Why the Cloud Security Alliance Needs to Help Secure AI (And You Do, Too)

When I frame a very big technology trend, I have a somewhat annoying habit of paraphrasing a quote that revolutionary Leon Trotsky may or may not have ever said. In this case it goes:

You may not be interested in artificial intelligence, but artificial intelligence is interested in you.

Artificial intelligence (AI) is one of the world’s hottest topics right now, due to one specific generative AI offering, ChatGPT. How it is becoming pervasive brings to mind Ernest Hemingway’s quote about how bankruptcy happens:

Gradually, then suddenly.

There are a tremendous amount of use cases for ChatGPT or the APIs that are spreading like wildfire: taking fast food orders, passing the bar exam, and starring in an episode of South Park. There are also examples of it being flat wrong. For example, its retelling of my biography has a few embellishments. All of the above is creating excitement, fear, curiosity, and more fear. We even have a group of experts, including Elon Musk, calling for a pause in AI development. We have a great deal of corporate and country prohibitions being put in place as well.

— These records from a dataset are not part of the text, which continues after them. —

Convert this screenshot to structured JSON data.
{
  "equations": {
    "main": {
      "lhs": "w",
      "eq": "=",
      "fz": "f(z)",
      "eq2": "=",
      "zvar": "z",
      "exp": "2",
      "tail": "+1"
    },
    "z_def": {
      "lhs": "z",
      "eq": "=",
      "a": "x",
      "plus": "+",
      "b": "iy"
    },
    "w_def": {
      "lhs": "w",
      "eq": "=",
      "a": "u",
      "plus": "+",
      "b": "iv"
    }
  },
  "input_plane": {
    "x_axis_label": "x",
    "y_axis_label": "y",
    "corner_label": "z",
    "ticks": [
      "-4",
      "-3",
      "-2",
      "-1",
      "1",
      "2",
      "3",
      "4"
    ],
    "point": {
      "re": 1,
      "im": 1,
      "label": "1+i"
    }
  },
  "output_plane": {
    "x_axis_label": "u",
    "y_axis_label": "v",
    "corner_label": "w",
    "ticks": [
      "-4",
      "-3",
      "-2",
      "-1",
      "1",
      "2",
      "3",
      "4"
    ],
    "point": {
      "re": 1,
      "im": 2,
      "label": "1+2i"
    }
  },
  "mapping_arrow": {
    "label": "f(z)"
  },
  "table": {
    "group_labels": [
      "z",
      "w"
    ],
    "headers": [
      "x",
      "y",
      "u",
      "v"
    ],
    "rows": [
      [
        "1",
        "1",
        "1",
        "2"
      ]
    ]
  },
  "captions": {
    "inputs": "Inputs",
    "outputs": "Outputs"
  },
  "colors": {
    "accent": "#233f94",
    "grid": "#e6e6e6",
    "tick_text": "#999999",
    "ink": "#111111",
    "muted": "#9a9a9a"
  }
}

My view is that generative AI is a powerful technology full of possibilities. I don’t agree with the idea of a development pause, for the simple reason that someone is going to cheat and attempt to gain a competitive edge or at least catch up. Also, while I think it is impressive, it is not “Matrix” take-over-the-world impressive. My solution? Let’s work very hard on developing a body of best practices to govern the usage of AI today and let the developers of AI use those experiences to improve the next generation. Maybe raising a good AI child will create a responsible AI adult.

At the CSA Summit at this year’s RSA Conference, we have released our first whitepaper to get a handle on this topic. Security Implications of ChatGPT provides analysis across four dimensions: How ChatGPT can benefit cybersecurity, how it can benefit malicious attackers, how it might be attacked directly, and guidelines for responsible usage.

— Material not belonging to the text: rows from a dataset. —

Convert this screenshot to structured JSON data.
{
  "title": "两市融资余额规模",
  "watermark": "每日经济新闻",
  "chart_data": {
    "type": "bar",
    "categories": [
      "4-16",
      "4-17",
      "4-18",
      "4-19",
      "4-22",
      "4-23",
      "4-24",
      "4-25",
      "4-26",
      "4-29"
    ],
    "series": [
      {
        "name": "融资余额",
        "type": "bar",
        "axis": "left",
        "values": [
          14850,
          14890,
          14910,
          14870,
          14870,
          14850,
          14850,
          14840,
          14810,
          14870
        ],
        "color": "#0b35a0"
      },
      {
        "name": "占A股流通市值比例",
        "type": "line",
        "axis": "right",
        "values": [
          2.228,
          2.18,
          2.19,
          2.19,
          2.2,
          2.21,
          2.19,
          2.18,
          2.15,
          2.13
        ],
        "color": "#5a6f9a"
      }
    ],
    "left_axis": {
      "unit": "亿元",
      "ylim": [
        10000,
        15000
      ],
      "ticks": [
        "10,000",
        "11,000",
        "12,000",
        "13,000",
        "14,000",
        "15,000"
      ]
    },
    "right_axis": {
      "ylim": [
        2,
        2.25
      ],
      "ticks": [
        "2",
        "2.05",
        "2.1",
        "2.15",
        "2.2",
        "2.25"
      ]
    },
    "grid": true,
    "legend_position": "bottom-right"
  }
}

I have a sense of déjà vu related to my early experiences with cloud computing. At the time, there were factions including aggressive adoption, cautious analysis, antagonistic to cloud entirely, and investigation of cloud as the foundation to address cybersecurity problems writ large. We launched the Cloud Security Alliance in 2009 to start a whole-of-industry effort to quickly create a portfolio of best practices, education, certification, and chapters in order to promote responsible adoption of cloud. I feel the same formula works today: stay calm, be neither an AI cheerleader nor naysayer, and develop the best practices and tools to help stakeholders manage the risk.

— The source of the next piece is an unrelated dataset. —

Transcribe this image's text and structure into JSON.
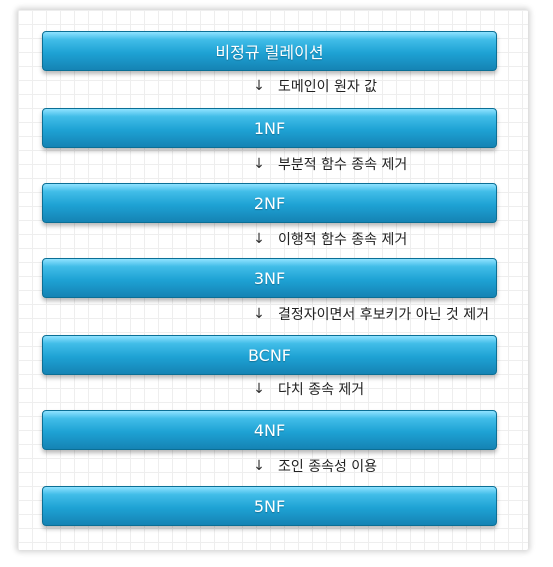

The CSA community must take a leading role in one aspect of AI, AI as a Service. It is CSA’s expectation that market adoption of AI will parallel cloud adoption trends and primarily use the cloud delivery model. From the standpoint of a typical enterprise today, they must perform security assurance over a handful of cloud infrastructure providers and thousands of SaaS providers. One can imagine an iteration of several of our works: the Cloud Controls Matrix, Shared Security Responsibility Model, STAR, Top Threats, and others to help AI consumers manage risks and AI providers show the transparency of their assurance program.

We are making an appeal to our community of volunteers to help build the AI roadmap the industry needs. I would like our CxO Trust community to particularly take note. We want leaders with a variety of risk appetites around AI to weigh in on what is needed. Bear in mind, as our initial paper showed, we documented over a dozen very cool applications of ChatGPT to improve cybersecurity. I have no doubt that a concerted industry effort now will put us in a very good position when GPT 5 and 6 arrive.